Aceptable prestación en conjunto
la de Ekaterina Semenchuk, una voz que suena fresca y con buena presencia,
aunque como suele ocurrir con este tipo de cantantes, hay un exceso de oscurecimiento
y de rebote en el pecho, abusando de vicios habituales como transformar la
vocal “e” en una “a” para dar mayor robustez a los sonidos. Se muestra
atentísima a las gradaciones dinámicas (se supone que bajo la influencia de
Pappano, como se ha comentado) así como a la variedad del fraseo, con una línea
seductora y voluptuosa como se advierte desde el recitativo inicial, sobre
palabras claves como desideri… speranze.
En el bando masculino, destacar la
muy buena labor de la otra mega-estrella del espectáculo: Jonas Kaufmann. Como
ya hemos advertido por aquí, el tenor alemán es como un Guadiana musical que
aparece y desaparece, que unas veces sí está y otras veces “ni está ni se le
espera”, que un día da la de cal y otra la de arena, pero que, en definitiva,
nunca deja indiferente al personal. En este caso, ha tocado cara, componiendo
un Radames que casi se puede asegurar que no tiene rival en el panorama
contemporáneo. Con su estilo heterodoxo (y a veces un tanto chapucero) compone un
personaje perfectamente retratado en su dualidad de ardoroso caudillo e ingenuo
enamorado. Para ello se vale de su habitual entusiasmo y entrega al servicio de
una voz que hay que reconocer que cautiva por color y bruñidura, pero también
por la pulcra atención al texto verdiano. En las primeras frases del Celeste
Aida la voz suena acariciadora, envolvente, y los acentos reflejan a la
perfección el embeleso de un hombre absolutamente enamorado. Además, se regodea
en la faena y nos obsequia con un precioso engarce del final de la primera
estrofa con el comienzo de la segunda, en la repetición de Celeste Aida,
donde si hay toma de aire es casi imperceptible. Los Sib3 son buenos, y el
último está cogido en piano y luego morendo, como prescribe Verdi. Magnífica
versión, atentísimo (de nuevo la sombra de Pappano es alargada) a todas las
indicaciones de la partitura. Resuelve de buena manera el Sib3 en dolce, de Il
ciel de’ nostri amori, en el dúo con Aida del tercer acto. En cambio, es más
feo (un falsete bastante desgarbado) poco después el Sol3 en pianísimo (una
nota larga que hay que mantener durante un compás y medio) también sobre la
frase de’ nostri amor. Más sofocado se le ve en el Ah, fuggiam da queste
mura de ese mismo dúo. Es meritorio también el comienzo del último cuadro, con
la voz muy recogida, no exactamente como pide el compositor, pero adecuado a la
situación dramática. A partir de O terra addio, las delicuescencias canoras
exigidas por Verdi dan el pego en la voz de Kaufmann, aunque los sonidos no son
del todo ortodoxos, ya que falta algo más de apoyo y de consistencia.

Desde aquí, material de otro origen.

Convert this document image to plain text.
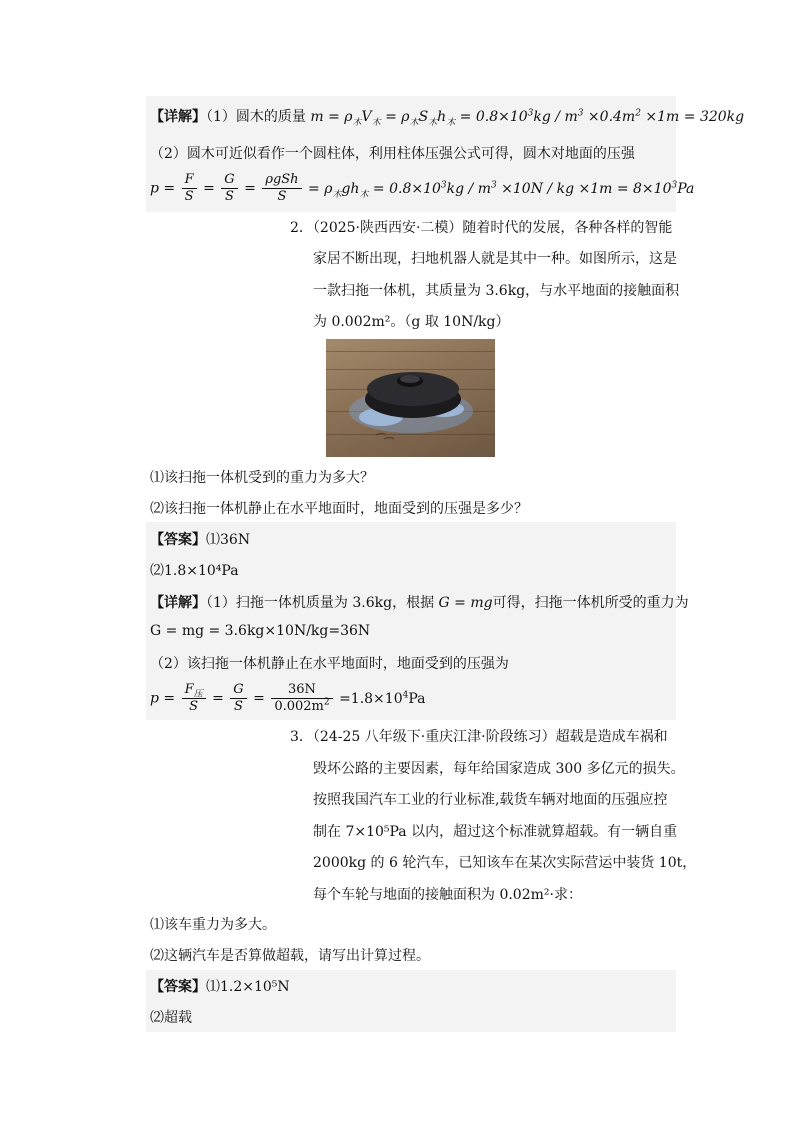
【详解】（1）圆木的质量 $m = \rho_木V_木 = \rho_木S_木h_木 = 0.8\times 10^3kg / m^3 \times 0.4m^2 \times 1m = 320kg$
（2）圆木可近似看作一个圆柱体，利用柱体压强公式可得，圆木对地面的压强
$p = \frac{F}{S} = \frac{G}{S} = \frac{\text{ρgSh}}{S} = \rho_木gh_木 = 0.8\times 10^3kg / m^3 \times 10N$ / kg $\times 1m = 8\times 10^3Pa$
2．（2025·陕西西安·二模）随着时代的发展，各种各样的智能
家居不断出现，扫地机器人就是其中一种。如图所示，这是
一款扫拖一体机，其质量为 3.6kg，与水平地面的接触面积
为 0.002m²。（g 取 10N/kg）
⑴该扫拖一体机受到的重力为多大？
⑵该扫拖一体机静止在水平地面时，地面受到的压强是多少？
【答案】⑴36N
⑵1.8×10⁴Pa
【详解】（1）扫拖一体机质量为 3.6kg，根据 G = mg可得，扫拖一体机所受的重力为
G = mg = 3.6kg×10N/kg=36N
（2）该扫拖一体机静止在水平地面时，地面受到的压强为
$p = \frac{F_压}{S} = \frac{G}{S} = \frac{36N}{0.002m^2} =1.8\times 10^4Pa$
3．（24-25 八年级下·重庆江津·阶段练习）超载是造成车祸和
毁坏公路的主要因素，每年给国家造成 300 多亿元的损失。
按照我国汽车工业的行业标准,载货车辆对地面的压强应控
制在 7×10⁵Pa 以内，超过这个标准就算超载。有一辆自重
2000kg 的 6 轮汽车，已知该车在某次实际营运中装货 10t，
每个车轮与地面的接触面积为 0.02m²·求：
⑴该车重力为多大。
⑵这辆汽车是否算做超载，请写出计算过程。
【答案】⑴1.2×10⁵N
⑵超载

La gran virtud de Ludovic Tezier
como Amonasro es que presenta un rey etíope cantado, y no ladrado, como suele
ser habitual. La clase de Pappano encuentra en el barítono francés un alumno
obediente en lo que concierne a mesura y orden musical. Son buenos los intentos
por cumplir las indicaciones de Verdi, de legato y sedosidad canora, en “Ma tu
re, tu signore possente”. El problema ahí es que la zona de paso no está bien
resuelta y la línea se resiente. También hay nivel, sin despendolamientos ni histerismos, en el dúo del tercer acto, bien contorneado, sin perder la compostura
en ningún momento, y siguiendo con bastante esmero las indicaciones de Verdi, a través de un canto matizado, franco e incluso por momentos elegante. El Ramfis de Erwin Schrott es cumplidor, aunque la voz
suena bastante gastada, sin la redondez de otros tiempos. La mala técnica va agotando
incluso las voces más dotadas por la naturaleza.
Nos la vendían como la Aida del
siglo (un siglo de sólo quince años, se entiende), y en ciertos aspectos casi
que se puede dar por buena la aseveración, aunque convendría mirar a nuestro
alrededor para rebajar los humos, porque es muy probable que, por desgracia, vivamos en el país de los ciegos.
Coincido en todas sus valoraciones artísticas y vocales sobre esta Aída , que parece que no se ha repetido en plaza alguna lamentablemente.